Я открываю в телефоне «поиск» и набираю: «Верховный маг». Но получаю лишь упоминания о герое какой-то древней поэмы и куче персонажей Интернета. Я тогда пытаюсь напечатать «Аннун», проверяя написание по сообщению Верховного мага. На этот раз результат интереснее: «Ах-нун» – это название подземного мира в валлийском фольклоре. Мира, где живут умершие. К моей шее сзади словно прикоснулись пальцы призрака. Но я по-прежнему ничего не понимаю.

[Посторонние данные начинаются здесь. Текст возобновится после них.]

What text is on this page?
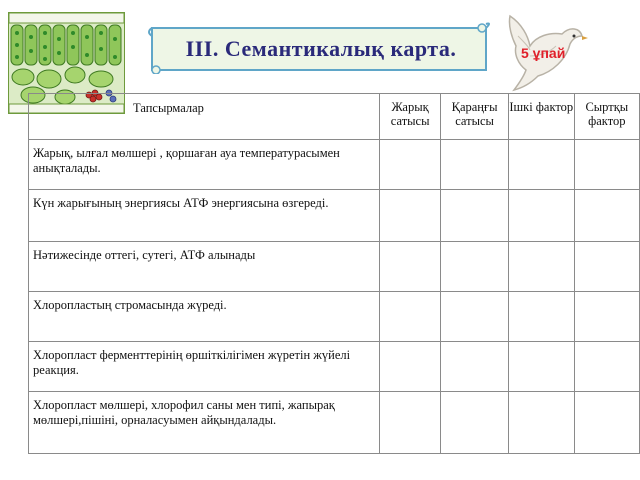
ІІІ. Семантикалық карта.	5 ұпай
Тапсырмалар	Жарық сатысы	Қараңғы сатысы	Ішкі фактор	Сыртқы фактор
Жарық, ылғал мөлшері , қоршаған ауа температурасымен анықталады.				
Күн жарығының энергиясы АТФ энергиясына өзгереді.				
Нәтижесінде оттегі, сутегі, АТФ алынады				
Хлоропластың стромасында жүреді.				
Хлоропласт ферменттерінің өршіткілігімен жүретін жүйелі реакция.				
Хлоропласт мөлшері, хлорофил саны мен типі, жапырақ мөлшері,пішіні, орналасуымен айқындалады.				
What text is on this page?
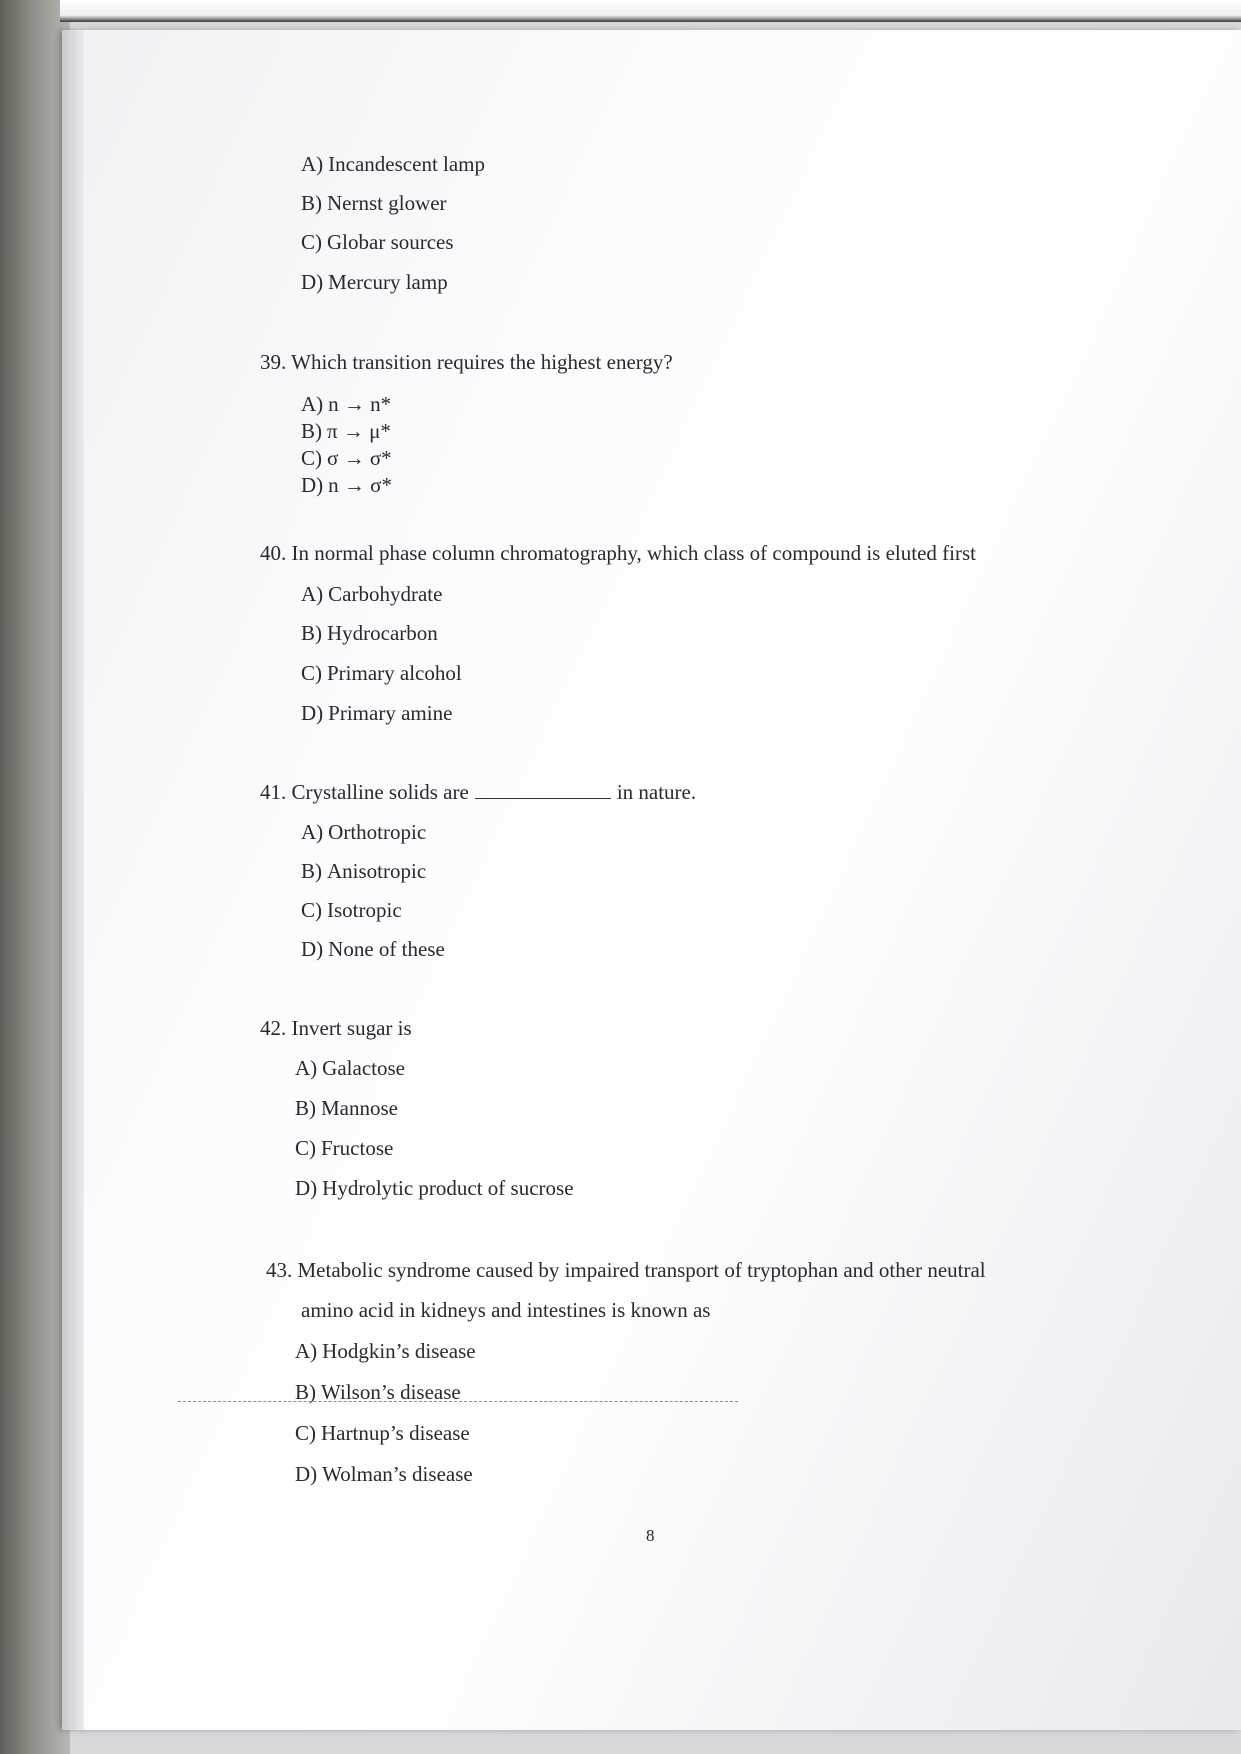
A) Incandescent lamp
B) Nernst glower
C) Globar sources
D) Mercury lamp
39. Which transition requires the highest energy?
A) n → n*
B) π → μ*
C) σ → σ*
D) n → σ*
40. In normal phase column chromatography, which class of compound is eluted first
A) Carbohydrate
B) Hydrocarbon
C) Primary alcohol
D) Primary amine
41. Crystalline solids are	in nature.
A) Orthotropic
B) Anisotropic
C) Isotropic
D) None of these
42. Invert sugar is
A) Galactose
B) Mannose
C) Fructose
D) Hydrolytic product of sucrose
43. Metabolic syndrome caused by impaired transport of tryptophan and other neutral
amino acid in kidneys and intestines is known as
A) Hodgkin’s disease
B) Wilson’s disease
C) Hartnup’s disease
D) Wolman’s disease
8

Я снова читаю сообщения Верховного мага. Мы с ней вместе были рыцарями в Аннуне. Ладно. Я набираю: «Рыцари Аннуна». Интернет выдает мне горстку результатов, и в начале – привязка к какому-то видео. Оно озаглавлено так: «Правда о твоих ночных кошмарах». Я нажимаю «воспроизвести», не обращая внимания на раздраженные взгляды людей вокруг меня, когда включается звук.
Молодая женщина – темные волосы, темная кожа, острый взгляд – смотрит прямо на меня.
– Ты думаешь, когда ты спишь, тебе ничто не грозит? – спрашивает она. – Ладно, подумай еще раз. Рыцари – не просто…
Видео необъяснимым образом прерывается на середине фразы – в кадре ничего нет, только тикает впустую счетчик времени.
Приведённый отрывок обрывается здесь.